The Fourteenth Station - "I'm Not The Only One"

Start from the beginning
                                    

Aku memeriksa bulatan namaku lagi sebelum mengumpulkan, seperti yang kulakukan di tiga pelajaran Mapel lain UN.

Tyara Flarandra, oke.

Nomor peserta UN, oke.

01-01..., oke.

Oke, tinggal mengumpulkan saja.

Entahlah, aku sudah nyaris tiga kali memeriksa semua jawaban yang kuhitamkan, dan semua jawaban yang di lembar jawaban itu sudah persis mirip dengan jawaban yang kulingkari di soal UN sendiri.

Kamu pasti bisa, Tyara. Kamu pasti bisa!

Aku mengenggam erat kunci yang menggantung di kalungku, melafalkan doa dalam hati, berharap doaku dapat didengar dan dikabulkan.

Aku menunjuk tanganku, membiarkan guru pengawas membawa soal dan lembar jawabanku. Ah, ini masih saja mendebarkan seperti sebelum-sebelumnya. Aku memang bukan pengumpul pertama di kelas ini, malahan aku hampir yang terakhir.

Tarik nafas-lepas.

Aku lega, sangat.

Beban di pundakku terasa terangkat semua.

Aku memperhatikan di meja paling depan, Gracia melambai-lambaikan tangannya dengan semangat empatlima. Wajahnya tampak sangat berseri dan awet dua tahun, berbeda dengan malam sehari sebelum UN dimulai kemarin-kemarin.

Bahkan, saking semangatnya, dia tidak sadar guru pengawas sudah berdehem di depannya, memintanya berbalik ke depan kembali.

Keheningan dalam kelas perlahan berubah menjadi bisikan, lama-lama suara obrolan yang terdengar jelas, namun sembunyi-sembunyi.

.

.

.

Aku meratapi langit senja, memperhatikan sebuah benda yang terbang berlika-liku tak beraturan. Besi hitamnya terpantulkan matahari, suara knalpotnya dilemahkan oleh jarak.
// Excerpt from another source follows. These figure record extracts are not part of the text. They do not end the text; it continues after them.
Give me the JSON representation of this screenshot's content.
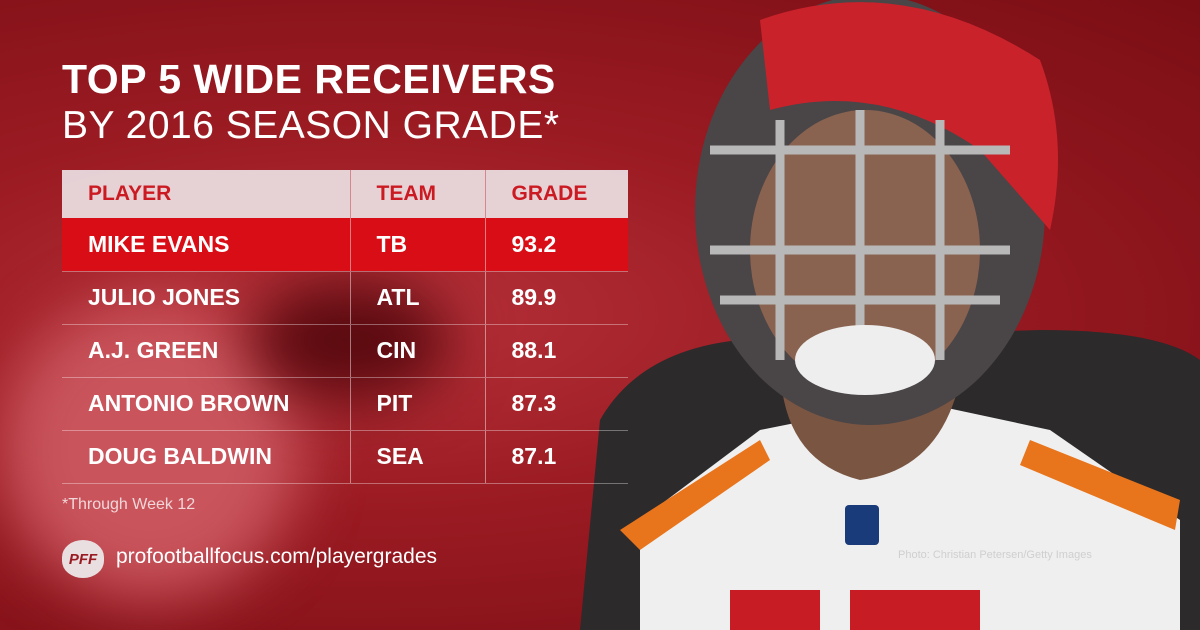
{
  "title": {
    "line1": "TOP 5 WIDE RECEIVERS",
    "line2": "BY 2016 SEASON GRADE*"
  },
  "table": {
    "headers": [
      "PLAYER",
      "TEAM",
      "GRADE"
    ],
    "rows": [
      {
        "player": "MIKE EVANS",
        "team": "TB",
        "grade": "93.2",
        "highlight": true
      },
      {
        "player": "JULIO JONES",
        "team": "ATL",
        "grade": "89.9"
      },
      {
        "player": "A.J. GREEN",
        "team": "CIN",
        "grade": "88.1"
      },
      {
        "player": "ANTONIO BROWN",
        "team": "PIT",
        "grade": "87.3"
      },
      {
        "player": "DOUG BALDWIN",
        "team": "SEA",
        "grade": "87.1"
      }
    ]
  },
  "footnote": "*Through Week 12",
  "logo": "PFF",
  "url": "profootballfocus.com/playergrades",
  "photo_credit": "Photo: Christian Petersen/Getty Images",
  "colors": {
    "accent": "#d80d16",
    "header_bg": "#ebe1e4",
    "header_text": "#cc1a22"
  }
}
Kereta api itu ada di dekat bukit di kejauhan sana, bergerak lurus sesekali berputar menyebarkan asap hitamnya.

Sudah lama kereta itu berhenti menggangguku, maksudku, kereta itu tak lagi muncul tiba-tiba di hadapanku. Kereta itu itu hanya lewat, dan kadang hanya bisa kulihat dari kejauhan. Itu terjadi sudah hampir enam minggu, bahkan sebelum Ujian Nasional selesai dilaksanakan.

Aku selalu menunggu saat dimana kereta api itu tahu tempat pemberhentiannya, di atap rumahku. Aku sudah diam-diam membawa peralatan untuk menghadapi itu semua nanti. Palu, kunci inggris, obeng, dan semua alat-alat yang mungkin bisa digunakan untuk membebaskannya.

Aku tidak tahu apakah itu akan berhasil, setidaknya aku harus mencobanya dahulu.

Mataku terus bergerak mengikuti kemana kereta api itu bergerak, saat kereta api itu melewati Papan iklan yang terpajang di atas bukit atau saat kereta api itu merendah dan berputar mengelilingi tempat penyeberangan jalan.

Di dalam kereta api itu..., ada seseorang yang membutuhkan bantuan.

Lelah hanya berdiri di balkon kamar dan meratapi kereta api yang tak kunjung mendekat, akhirnya aku turun ke lantai dasar, menemani Bi Erni yang memasak sendirian biasanya.

"Non Tyara, ujiannya sudah selesai ya? Sudah lega?"

Aku menganggukan kepalaku. Aku memang sudah lega, tapi perasaanku ini seperti menjerit mengatakan ada saja sesuatu yang belum diselesaikan, dan tak mungkin bisa diselesaikan oleh orang lain.

"Nyonya bilang malam ini mau pulang. Sekarang Bibi masakin masakan yang disukai Nyonya."

Mendengar itu, aku menjadi bersemangat. Ujung bibirku sudah terangkat tanpa kusadari. Akhirnya Mama pulang, setelah Ujianku sudah selesai.